The OAIC may also direct an entity to provide notification of an eligible data breach that it believes to have occurred. A failure to notify that is found to constitute a serious interference with privacy under the Privacy Act 1988 (Cth) can be penalised with a fine of up to $A360,000 for individuals and $A1.8 million for companies.
According PricewaterhouseCoopers (Australia), “The new laws present companies with an opportunity to engage with their customers on privacy protection and to build/maintain trust in an increasingly digital world. This is an ideal time to review how your company manages its information (and manages itself) to take stock of its information assets, its data protection measures (including response activities) and to ensure it minimises the risk of a breach in the first place.”

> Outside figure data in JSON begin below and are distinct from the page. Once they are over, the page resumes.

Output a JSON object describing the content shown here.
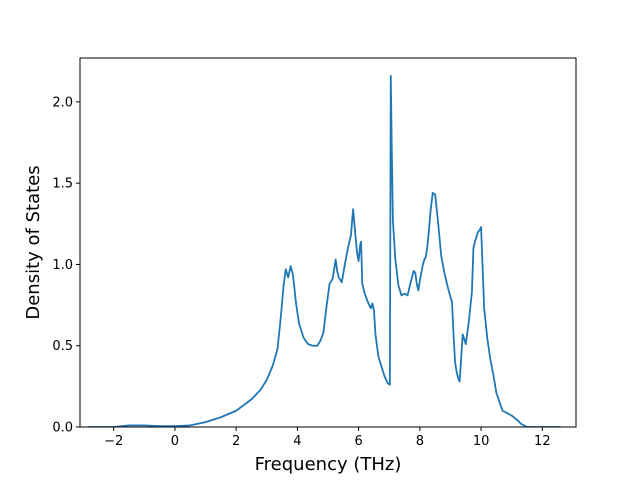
{
  "chart_data": {
    "type": "line",
    "xlabel": "Frequency (THz)",
    "ylabel": "Density of States",
    "xlim": [
      -3.1,
      13.1
    ],
    "ylim": [
      0.0,
      2.27
    ],
    "xticks": [
      -2,
      0,
      2,
      4,
      6,
      8,
      10,
      12
    ],
    "xtick_labels": [
      "−2",
      "0",
      "2",
      "4",
      "6",
      "8",
      "10",
      "12"
    ],
    "yticks": [
      0.0,
      0.5,
      1.0,
      1.5,
      2.0
    ],
    "ytick_labels": [
      "0.0",
      "0.5",
      "1.0",
      "1.5",
      "2.0"
    ],
    "grid": false,
    "line_color": "#1f77b4",
    "series": [
      {
        "x": [
          -2.85,
          -2.0,
          -1.5,
          -1.3,
          -1.0,
          -0.5,
          0.0,
          0.5,
          1.0,
          1.5,
          2.0,
          2.5,
          2.8,
          3.0,
          3.2,
          3.35,
          3.45,
          3.55,
          3.62,
          3.7,
          3.78,
          3.85,
          3.9,
          3.95,
          4.05,
          4.2,
          4.35,
          4.5,
          4.65,
          4.75,
          4.85,
          4.95,
          5.05,
          5.15,
          5.25,
          5.3,
          5.35,
          5.45,
          5.55,
          5.65,
          5.75,
          5.82,
          5.9,
          5.95,
          6.0,
          6.05,
          6.08,
          6.12,
          6.2,
          6.3,
          6.4,
          6.45,
          6.5,
          6.55,
          6.65,
          6.75,
          6.85,
          6.95,
          7.02,
          7.05,
          7.08,
          7.12,
          7.2,
          7.3,
          7.4,
          7.5,
          7.6,
          7.7,
          7.8,
          7.85,
          7.9,
          7.95,
          8.0,
          8.05,
          8.1,
          8.15,
          8.2,
          8.25,
          8.3,
          8.35,
          8.42,
          8.5,
          8.6,
          8.7,
          8.8,
          8.9,
          9.0,
          9.05,
          9.1,
          9.15,
          9.2,
          9.25,
          9.3,
          9.4,
          9.5,
          9.55,
          9.6,
          9.7,
          9.75,
          9.8,
          9.85,
          9.9,
          9.95,
          10.0,
          10.1,
          10.2,
          10.3,
          10.4,
          10.5,
          10.7,
          11.0,
          11.2,
          11.3,
          11.5,
          12.0,
          12.6
        ],
        "y": [
          0.0,
          0.0,
          0.01,
          0.01,
          0.01,
          0.005,
          0.005,
          0.01,
          0.03,
          0.06,
          0.1,
          0.17,
          0.23,
          0.29,
          0.38,
          0.48,
          0.66,
          0.87,
          0.97,
          0.92,
          0.99,
          0.94,
          0.86,
          0.77,
          0.64,
          0.55,
          0.51,
          0.5,
          0.5,
          0.53,
          0.58,
          0.74,
          0.88,
          0.91,
          1.03,
          0.96,
          0.92,
          0.89,
          1.0,
          1.1,
          1.18,
          1.34,
          1.17,
          1.07,
          1.02,
          1.12,
          1.14,
          0.88,
          0.82,
          0.77,
          0.73,
          0.76,
          0.72,
          0.57,
          0.43,
          0.37,
          0.31,
          0.27,
          0.26,
          2.16,
          1.75,
          1.27,
          1.03,
          0.87,
          0.81,
          0.82,
          0.81,
          0.89,
          0.96,
          0.95,
          0.88,
          0.84,
          0.9,
          0.95,
          1.0,
          1.03,
          1.05,
          1.12,
          1.22,
          1.33,
          1.44,
          1.43,
          1.25,
          1.05,
          0.95,
          0.87,
          0.8,
          0.77,
          0.57,
          0.4,
          0.34,
          0.3,
          0.28,
          0.57,
          0.51,
          0.58,
          0.65,
          0.83,
          1.1,
          1.14,
          1.17,
          1.2,
          1.21,
          1.23,
          0.73,
          0.55,
          0.42,
          0.32,
          0.21,
          0.1,
          0.07,
          0.04,
          0.02,
          0.0,
          0.0,
          0.0
        ]
      }
    ]
  }
}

PWC’s detailed analysis of the new laws is available HERE
Australian Privacy and Information Commissioner, Timothy Pilgrim, said, “My office will be working closely with agencies and businesses to help prepare for the scheme’s commencement. This will include providing additional guidance over the next 12 months, and events hosted through the OAIC’s Privacy Professionals Network.
In the meantime, agencies and businesses should continue to take reasonable steps to make sure personal information is held securely – including being equipped with a clear response plan in the event of a data breach.
The OAIC’s Data breach notification — a guide to handling personal information security and Guide to developing a data breach response plan provide a best practice model, and will be updated in consultation with stakeholders ahead of the commencement of the mandatory notification scheme. The OAIC also has a comprehensive Guide to securing personal information.